I used to always hate that phrase… For so many reasons! First, I’m not a big flowery chick, I mean if you want to buy me roses, awesome buy me a dozen and make sure they are red. Anything other than that, save your moolah and take me to a Tigers game instead… So blooming wasn’t something I was really interested in. It seemed so flowery and cute. To me this phrase meant you suck, you settled and you’re stuck here so you might as well make the best of it.
To understand my logic, you first have to understand my history. For as long as I remember the idea of living in a big city, specifically New York City, has captivated my heart. I remember being a little girl and telling my Ma, “One day I am going to stand in Times Square and take a picture, then I will know I made it.” In college I studied abroad in Rome, Italy for a semester and it was an amazing five months that taught me so much about myself… It was in this time that the glorious awe of living in a big city was validated. It’s the hustle and bustle, the constant motion, the energy, the dreams. It made the idea of NYC all the more enticing. In September of 2011 I finally made the trip there with my Big Brother. In that week the City that Never Sleeps signed a lease on my soul. I mean after all, Jay-Z did say “If you can make it here you can make it anywhere” NYC was the ultimate goal. If I could get to NYC and build a life for myself, to me it meant I reached my goals. I made it. I succeeded at life. Gimme the damn medal… Or at least the Mercedes with the sunroof!

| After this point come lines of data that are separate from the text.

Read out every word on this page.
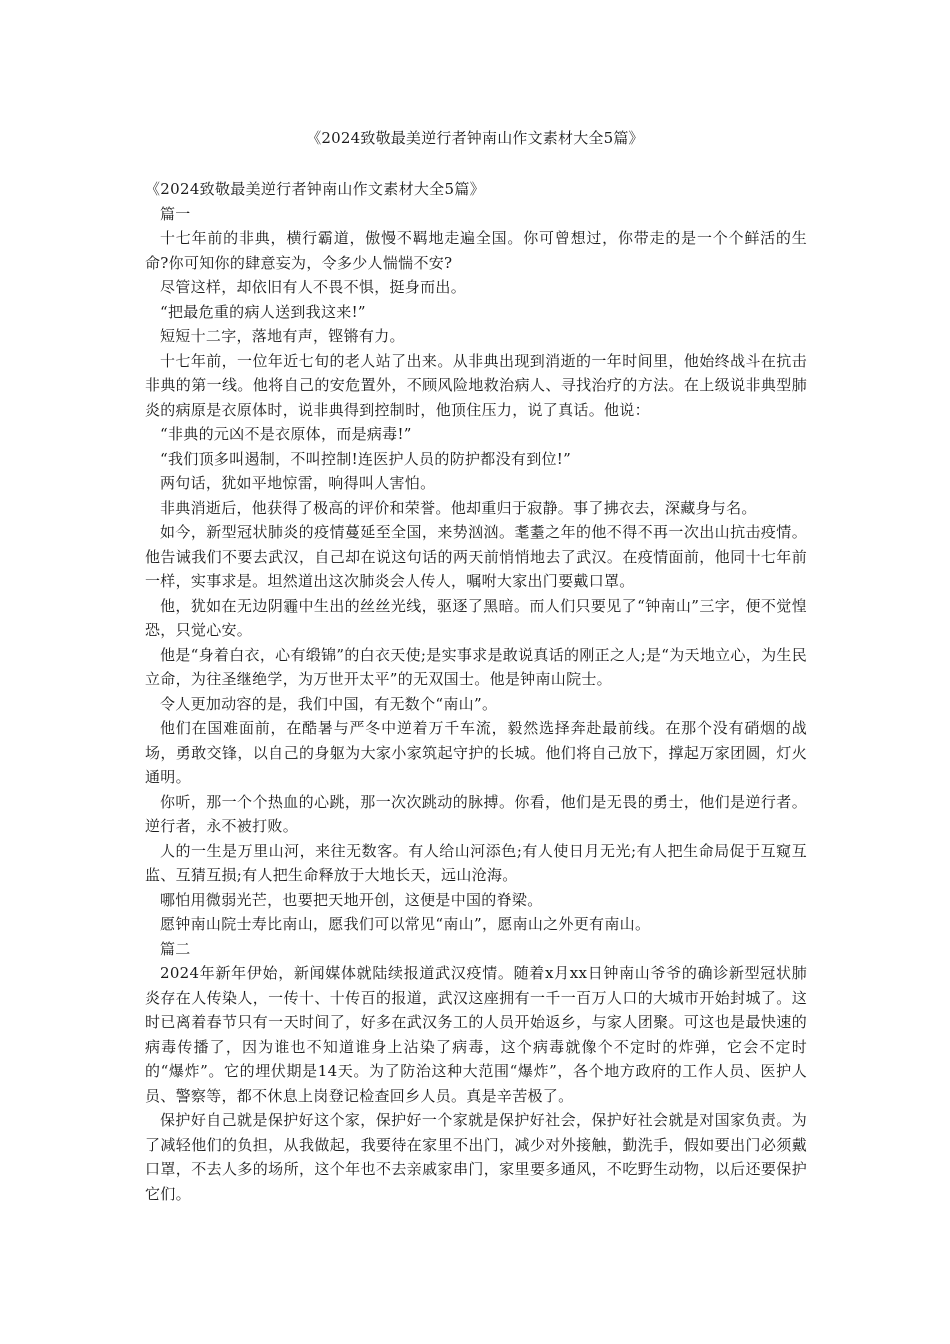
《2024致敬最美逆行者钟南山作文素材大全5篇》

《2024致敬最美逆行者钟南山作文素材大全5篇》

篇一

十七年前的非典，横行霸道，傲慢不羁地走遍全国。你可曾想过，你带走的是一个个鲜活的生命?你可知你的肆意妄为，令多少人惴惴不安?

尽管这样，却依旧有人不畏不惧，挺身而出。

“把最危重的病人送到我这来!”

短短十二字，落地有声，铿锵有力。

十七年前，一位年近七旬的老人站了出来。从非典出现到消逝的一年时间里，他始终战斗在抗击非典的第一线。他将自己的安危置外，不顾风险地救治病人、寻找治疗的方法。在上级说非典型肺炎的病原是衣原体时，说非典得到控制时，他顶住压力，说了真话。他说：

“非典的元凶不是衣原体，而是病毒!”

“我们顶多叫遏制，不叫控制!连医护人员的防护都没有到位!”

两句话，犹如平地惊雷，响得叫人害怕。

非典消逝后，他获得了极高的评价和荣誉。他却重归于寂静。事了拂衣去，深藏身与名。

如今，新型冠状肺炎的疫情蔓延至全国，来势汹汹。耄耋之年的他不得不再一次出山抗击疫情。他告诫我们不要去武汉，自己却在说这句话的两天前悄悄地去了武汉。在疫情面前，他同十七年前一样，实事求是。坦然道出这次肺炎会人传人，嘱咐大家出门要戴口罩。

他，犹如在无边阴霾中生出的丝丝光线，驱逐了黑暗。而人们只要见了“钟南山”三字，便不觉惶恐，只觉心安。

他是“身着白衣，心有缎锦”的白衣天使;是实事求是敢说真话的刚正之人;是“为天地立心，为生民立命，为往圣继绝学，为万世开太平”的无双国士。他是钟南山院士。

令人更加动容的是，我们中国，有无数个“南山”。

他们在国难面前，在酷暑与严冬中逆着万千车流，毅然选择奔赴最前线。在那个没有硝烟的战场，勇敢交锋，以自己的身躯为大家小家筑起守护的长城。他们将自己放下，撑起万家团圆，灯火通明。

你听，那一个个热血的心跳，那一次次跳动的脉搏。你看，他们是无畏的勇士，他们是逆行者。逆行者，永不被打败。

人的一生是万里山河，来往无数客。有人给山河添色;有人使日月无光;有人把生命局促于互窥互监、互猜互损;有人把生命释放于大地长天，远山沧海。

哪怕用微弱光芒，也要把天地开创，这便是中国的脊梁。

愿钟南山院士寿比南山，愿我们可以常见“南山”，愿南山之外更有南山。

篇二

2024年新年伊始，新闻媒体就陆续报道武汉疫情。随着x月xx日钟南山爷爷的确诊新型冠状肺炎存在人传染人，一传十、十传百的报道，武汉这座拥有一千一百万人口的大城市开始封城了。这时已离着春节只有一天时间了，好多在武汉务工的人员开始返乡，与家人团聚。可这也是最快速的病毒传播了，因为谁也不知道谁身上沾染了病毒，这个病毒就像个不定时的炸弹，它会不定时的“爆炸”。它的埋伏期是14天。为了防治这种大范围“爆炸”，各个地方政府的工作人员、医护人员、警察等，都不休息上岗登记检查回乡人员。真是辛苦极了。

保护好自己就是保护好这个家，保护好一个家就是保护好社会，保护好社会就是对国家负责。为了减轻他们的负担，从我做起，我要待在家里不出门，减少对外接触，勤洗手，假如要出门必须戴口罩，不去人多的场所，这个年也不去亲戚家串门，家里要多通风，不吃野生动物，以后还要保护它们。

Getting on that plane to come back to Michigan was one of the hardest things I have ever done. To me it meant failure. To me it meant I didn’t reach my goals. To me it meant I was a loser who was building a life in the same city I grew up in. Don’t get me wrong, people do this all the time and for them it is ok… For me, I wanted different. I was the girl who wouldn’t put her hometown or current town on her Facebook page because they were both the same, and it was a constant reminder of my failure! I considered the city I lived to be the Armpit of the Free World… And no one likes armpits… They’re smelly and gross!
To really understand the predicament my life was in you need to understand a teeny-tiny (glaringly huge) fact. I am married to (an incredibly forgiving, unconditionally loving, loyal, trust-worthy, God-filled) Man-with-a-capital-M, who has no plans to leave the city we both grew up in. (Now is the appropriate time to face-palm… Reality-check, anyone? Bueller? Bueller?)

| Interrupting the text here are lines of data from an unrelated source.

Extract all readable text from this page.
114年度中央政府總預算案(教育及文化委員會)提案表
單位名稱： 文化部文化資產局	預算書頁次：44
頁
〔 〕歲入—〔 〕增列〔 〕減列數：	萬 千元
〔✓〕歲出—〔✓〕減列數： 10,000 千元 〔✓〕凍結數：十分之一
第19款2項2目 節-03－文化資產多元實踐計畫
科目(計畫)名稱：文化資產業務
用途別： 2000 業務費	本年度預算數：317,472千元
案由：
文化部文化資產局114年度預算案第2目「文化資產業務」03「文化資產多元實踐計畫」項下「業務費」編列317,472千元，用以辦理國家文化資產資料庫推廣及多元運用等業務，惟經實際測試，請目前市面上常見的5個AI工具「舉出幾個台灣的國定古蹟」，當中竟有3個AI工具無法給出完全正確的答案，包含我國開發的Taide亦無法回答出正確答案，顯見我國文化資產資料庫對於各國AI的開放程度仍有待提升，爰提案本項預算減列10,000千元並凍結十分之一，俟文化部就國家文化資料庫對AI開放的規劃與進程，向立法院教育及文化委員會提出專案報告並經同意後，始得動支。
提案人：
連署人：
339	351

For the sake of time, I am going to fast-forward thru the past two years… Those you can read about in my book. I’ll change names to protect the innocent, but I can assure you, there is a book on the horizon… There have been tears, mistakes, prayers, half-hearted fixes, more tears, more mistakes, more prayers.
Today I sit here having gone through the storm. Assessing the damage, picking up the debris and repairing the foundations. Today I sit here… and I see little buds bursting in a crazy array of color. Little tiny buds of hope… Blooming… Where I have been planted… Imagine that.
One of these buds bloomed in full living-color yesterday… I became a staff writer for a Dallas Cowboys Fan Site The Landry Hat, and yesterday my first post published! Check it out HERE. It’s insane, terrifying and wildly exciting… Bloom where you are planted does not mean you failed. In fact, it just may mean you have succeeded beyond your wildest dreams!